I run into problems when I hit multipart/mixed messages and I have to
descend down a level. I've been reading through the groups.google.com
archives and and the man pages of these modules and see that applying
these items recursively is tricky for inexperienced programmers -- which
I claim to be. Can someone recommend a better way of getting to my desired
endpoint, or help me sort out how to get there using my existing approach?

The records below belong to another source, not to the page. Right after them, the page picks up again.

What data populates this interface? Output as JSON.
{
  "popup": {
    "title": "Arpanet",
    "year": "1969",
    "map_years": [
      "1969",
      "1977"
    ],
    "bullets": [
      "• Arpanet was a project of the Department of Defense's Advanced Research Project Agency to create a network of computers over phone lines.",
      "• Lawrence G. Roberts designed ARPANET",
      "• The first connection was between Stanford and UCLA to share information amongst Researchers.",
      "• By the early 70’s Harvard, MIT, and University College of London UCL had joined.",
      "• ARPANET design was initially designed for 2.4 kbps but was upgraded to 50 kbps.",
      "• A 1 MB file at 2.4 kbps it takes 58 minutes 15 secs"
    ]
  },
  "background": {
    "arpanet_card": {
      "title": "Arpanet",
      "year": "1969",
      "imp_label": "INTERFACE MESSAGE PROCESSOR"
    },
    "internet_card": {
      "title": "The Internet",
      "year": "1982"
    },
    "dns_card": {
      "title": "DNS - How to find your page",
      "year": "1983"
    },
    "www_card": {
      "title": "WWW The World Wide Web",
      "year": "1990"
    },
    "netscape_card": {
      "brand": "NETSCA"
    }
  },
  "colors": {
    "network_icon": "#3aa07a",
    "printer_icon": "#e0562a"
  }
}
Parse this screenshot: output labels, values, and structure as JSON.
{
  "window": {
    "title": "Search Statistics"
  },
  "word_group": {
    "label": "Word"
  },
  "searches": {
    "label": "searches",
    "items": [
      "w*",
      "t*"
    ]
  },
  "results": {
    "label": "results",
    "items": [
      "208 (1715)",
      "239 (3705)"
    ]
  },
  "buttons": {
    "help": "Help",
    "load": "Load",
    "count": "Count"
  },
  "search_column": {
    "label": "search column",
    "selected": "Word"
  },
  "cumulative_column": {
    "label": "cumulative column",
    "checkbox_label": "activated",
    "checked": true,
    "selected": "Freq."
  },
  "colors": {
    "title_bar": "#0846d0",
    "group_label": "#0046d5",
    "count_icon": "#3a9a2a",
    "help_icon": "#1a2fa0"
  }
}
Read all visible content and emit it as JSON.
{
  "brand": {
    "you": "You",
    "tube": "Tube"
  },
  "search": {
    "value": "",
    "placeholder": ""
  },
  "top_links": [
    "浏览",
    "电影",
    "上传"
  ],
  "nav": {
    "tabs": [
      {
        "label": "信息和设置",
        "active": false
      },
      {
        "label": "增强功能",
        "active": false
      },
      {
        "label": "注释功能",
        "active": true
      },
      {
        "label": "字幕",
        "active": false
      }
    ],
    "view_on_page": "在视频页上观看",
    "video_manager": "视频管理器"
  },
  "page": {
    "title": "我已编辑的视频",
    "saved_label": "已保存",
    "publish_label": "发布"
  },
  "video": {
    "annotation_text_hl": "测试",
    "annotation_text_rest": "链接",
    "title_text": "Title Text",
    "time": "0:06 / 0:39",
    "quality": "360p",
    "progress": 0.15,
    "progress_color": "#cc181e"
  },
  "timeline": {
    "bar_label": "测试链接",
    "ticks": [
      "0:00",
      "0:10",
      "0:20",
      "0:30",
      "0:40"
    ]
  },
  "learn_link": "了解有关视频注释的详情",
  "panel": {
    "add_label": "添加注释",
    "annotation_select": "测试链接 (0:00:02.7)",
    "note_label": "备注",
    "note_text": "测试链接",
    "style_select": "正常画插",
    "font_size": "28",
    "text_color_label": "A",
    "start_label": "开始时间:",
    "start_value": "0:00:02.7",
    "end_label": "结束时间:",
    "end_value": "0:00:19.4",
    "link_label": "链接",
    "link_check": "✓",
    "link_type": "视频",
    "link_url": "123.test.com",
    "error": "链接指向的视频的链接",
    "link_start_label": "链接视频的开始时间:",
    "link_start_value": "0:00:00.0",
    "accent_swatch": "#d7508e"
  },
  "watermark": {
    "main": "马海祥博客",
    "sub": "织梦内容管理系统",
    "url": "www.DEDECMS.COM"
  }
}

I've attached the relevent portion of my code and the output of
printStructure to give a better idea of the problem domain.

#!/usr/local/bin/perl

use Mail::Box::Manager;
use Date::parse;
use warnings;
use strict;
my $mgr = Mail::Box::Manager->new;
#my $folder_file = "/home/salvador/mail/releases"; my $folder_file =
"/home/salvador/mail/releases.old"; my $folder = $mgr->open(folder =>
$folder_file) or die "Could not open folder $!n";
my(@subject,@sender,@body,@time);
my $x = 0;
for ($folder->messages) {
$subject[$x] = $_->subject;
$sender[$x] = $_->sender->address;
$time[$x] = $_->get('Date');
#body[$x] = $decode = $_->decoded;
#$_->printStructure;

if($_->isMultipart) {
foreach my $part($_->body->parts) {
my $attached_head = $part->head;
my $attached_body = $part->decoded;
if($attached_head =~ /text\/plain/) {
# print "$attached_head\n";
# print "OK\n";
}elsif($attached_head =~ /multipart\/alternative/i) {
print "$attached_head\n";
print "Crap\! How do I parse the next batch of headers?\n"; print
"$attached_body";
}
}
}
$x++;
}

PARTIAL OUTPUT OF MESSAGE STRUCTURES:

OK:
multipart/alternative: KENNEDY: AMERICANS DESERVE BETTER THAN A
REPUBLICAN BUDGET THAT LEAVES THEM BEHIND (111850 bytes)
text/plain (47689 bytes)
text/html (62436 bytes)

OK:
multipart/alternative: Boxer Asks Legal Scholars on Dean's 'Impeachable
Offense' Comment (10116 bytes)
text/plain (2647 bytes)
text/html (5495 bytes)

OK:
multipart/alternative: Sen. Jeffords' Statement on ANWR/Defense Spending
Bill (8876 bytes)
text/plain (1030 bytes)
text/html (5864 bytes)

FAILS TO PARSE PROPERLY:
multipart/mixed: KENNEDY: REPUBLICANS BLOCK INTELLIGENCE BILL TO AVOID THE
TRUTH OF THE WAR (202224 bytes)
multipart/alternative (146945 bytes)
text/plain (54877 bytes)
text/html (91778 bytes)
application/msexcel (53598 bytes)

....
 
B

Bloch

GEEEEEEYYYYYAAAARGH!!!

foreach my $part($_->body->parts('RECURSE'))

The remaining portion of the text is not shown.